I have long been an admirer of Frost. He loved New England as much as I love Alaska and it appears throughout his poetry. One of my favorite titles by Robert Frost is, "Stopping by Woods on a Snowy Evening," (from which I patterned the poem above, in iambic tetrameter):

"Stopping by Woods on a Snowy Evening" by Robert Frost (1874-1963)

Whose woods these are I think I know.
His house is in the village though;
He will not see me stopping here
To watch his woods fill up with snow.

My little horse must think it queer
To stop without a farmhouse near
Between the woods and frozen lake
The darkest evening of the year.

He gives his harness bells a shake
To ask if there is some mistake.
The only other sound's the sweep
Of easy wind and downy flake.

The woods are lovely, dark and deep,
But I have promises to keep,
And miles to go before I sleep.
And miles to go before I sleep.

Other favorites of mine include "Birches," "Nothing Gold Can Stay," and "The Road Not Taken."

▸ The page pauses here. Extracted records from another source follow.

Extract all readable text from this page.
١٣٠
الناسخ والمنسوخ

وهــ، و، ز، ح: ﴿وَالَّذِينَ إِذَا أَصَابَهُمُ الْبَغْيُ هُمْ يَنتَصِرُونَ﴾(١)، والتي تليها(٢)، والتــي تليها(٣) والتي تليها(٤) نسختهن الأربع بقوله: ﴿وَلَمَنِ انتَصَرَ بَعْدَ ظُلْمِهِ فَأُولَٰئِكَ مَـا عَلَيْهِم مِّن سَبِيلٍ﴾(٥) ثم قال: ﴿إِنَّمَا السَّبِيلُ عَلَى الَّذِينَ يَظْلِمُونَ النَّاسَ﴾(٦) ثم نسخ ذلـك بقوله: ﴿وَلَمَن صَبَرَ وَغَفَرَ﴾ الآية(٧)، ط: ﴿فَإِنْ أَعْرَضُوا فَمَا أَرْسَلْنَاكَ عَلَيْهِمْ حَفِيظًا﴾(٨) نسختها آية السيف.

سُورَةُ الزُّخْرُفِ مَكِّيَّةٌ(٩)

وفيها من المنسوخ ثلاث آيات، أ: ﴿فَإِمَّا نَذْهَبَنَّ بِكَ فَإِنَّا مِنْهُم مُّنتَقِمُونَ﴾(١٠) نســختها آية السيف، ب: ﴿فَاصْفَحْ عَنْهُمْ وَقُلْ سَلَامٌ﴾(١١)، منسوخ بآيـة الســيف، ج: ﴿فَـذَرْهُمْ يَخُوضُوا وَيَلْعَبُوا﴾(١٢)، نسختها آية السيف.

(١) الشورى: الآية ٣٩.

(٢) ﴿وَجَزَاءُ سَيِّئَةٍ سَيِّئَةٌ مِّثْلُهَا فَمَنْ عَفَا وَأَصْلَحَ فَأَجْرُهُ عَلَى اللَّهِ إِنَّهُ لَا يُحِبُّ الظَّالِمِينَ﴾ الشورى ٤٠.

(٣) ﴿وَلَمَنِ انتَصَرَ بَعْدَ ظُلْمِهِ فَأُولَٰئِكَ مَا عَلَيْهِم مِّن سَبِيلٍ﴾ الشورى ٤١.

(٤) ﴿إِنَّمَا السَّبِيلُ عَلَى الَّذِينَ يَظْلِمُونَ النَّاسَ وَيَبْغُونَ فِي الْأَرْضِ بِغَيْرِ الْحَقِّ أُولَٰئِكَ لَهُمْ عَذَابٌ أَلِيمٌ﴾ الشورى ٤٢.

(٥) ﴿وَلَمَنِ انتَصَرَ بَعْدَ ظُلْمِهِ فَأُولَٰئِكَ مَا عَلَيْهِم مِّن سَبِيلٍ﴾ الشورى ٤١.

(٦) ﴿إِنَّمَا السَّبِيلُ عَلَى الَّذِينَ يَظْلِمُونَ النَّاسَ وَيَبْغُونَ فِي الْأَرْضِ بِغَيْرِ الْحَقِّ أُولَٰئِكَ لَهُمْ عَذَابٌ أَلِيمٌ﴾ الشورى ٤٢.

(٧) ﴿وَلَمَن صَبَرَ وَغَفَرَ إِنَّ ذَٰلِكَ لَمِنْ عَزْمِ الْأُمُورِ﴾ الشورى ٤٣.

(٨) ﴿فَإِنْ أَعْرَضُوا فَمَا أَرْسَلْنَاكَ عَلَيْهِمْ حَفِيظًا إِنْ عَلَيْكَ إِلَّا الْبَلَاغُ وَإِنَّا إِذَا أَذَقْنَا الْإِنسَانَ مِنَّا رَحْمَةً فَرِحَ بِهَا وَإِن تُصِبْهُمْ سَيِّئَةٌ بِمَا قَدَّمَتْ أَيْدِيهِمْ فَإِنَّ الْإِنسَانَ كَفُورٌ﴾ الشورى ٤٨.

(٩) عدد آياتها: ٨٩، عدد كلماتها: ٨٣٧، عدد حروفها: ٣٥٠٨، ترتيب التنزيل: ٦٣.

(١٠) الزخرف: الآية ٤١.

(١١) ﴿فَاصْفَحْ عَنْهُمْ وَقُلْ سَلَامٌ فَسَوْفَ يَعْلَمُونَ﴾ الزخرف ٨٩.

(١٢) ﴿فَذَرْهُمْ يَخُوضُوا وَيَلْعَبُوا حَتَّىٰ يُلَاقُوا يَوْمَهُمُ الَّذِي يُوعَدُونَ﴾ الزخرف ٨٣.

He served as a Poet Laureate for the United States and was the first poet to recite one of his poems at a Presidential Inauguration, for John F. Kennedy in 1961.

from (

As inauguration day approached, however, Frost surprised himself by composing a new poem, "Dedication" (later re-titled "For John F. Kennedy His Inauguration"), which he planned to read as a preface to the poem Kennedy requested. But on the drive to the Capitol on January 20, 1961, Frost worried that the piece, typed on one of the hotel typewriters the night before, was difficult to read even in good light. When he stood to recite the poem, the wind and the bright reflection of sunlight off new fallen snow made the reading the poem impossible. He was able, however, to recite "The Gift Outright" from memory.

Robert Frost (1874 - 1963)
(an excerpt from his biography on
Though his work is principally associated with the life and landscape of New England - and though he was a poet of traditional verse forms and metrics who remained steadfastly aloof from the poetic movements and fashions of his time - Frost is anything but merely a regional poet. The author of searching and often dark meditations on universal themes, he is a quintessentially modern poet in his adherence to language as it is actually spoken, in the psychological complexity of his portraits, and in the degree to which his work is infused with layers of ambiguity and irony.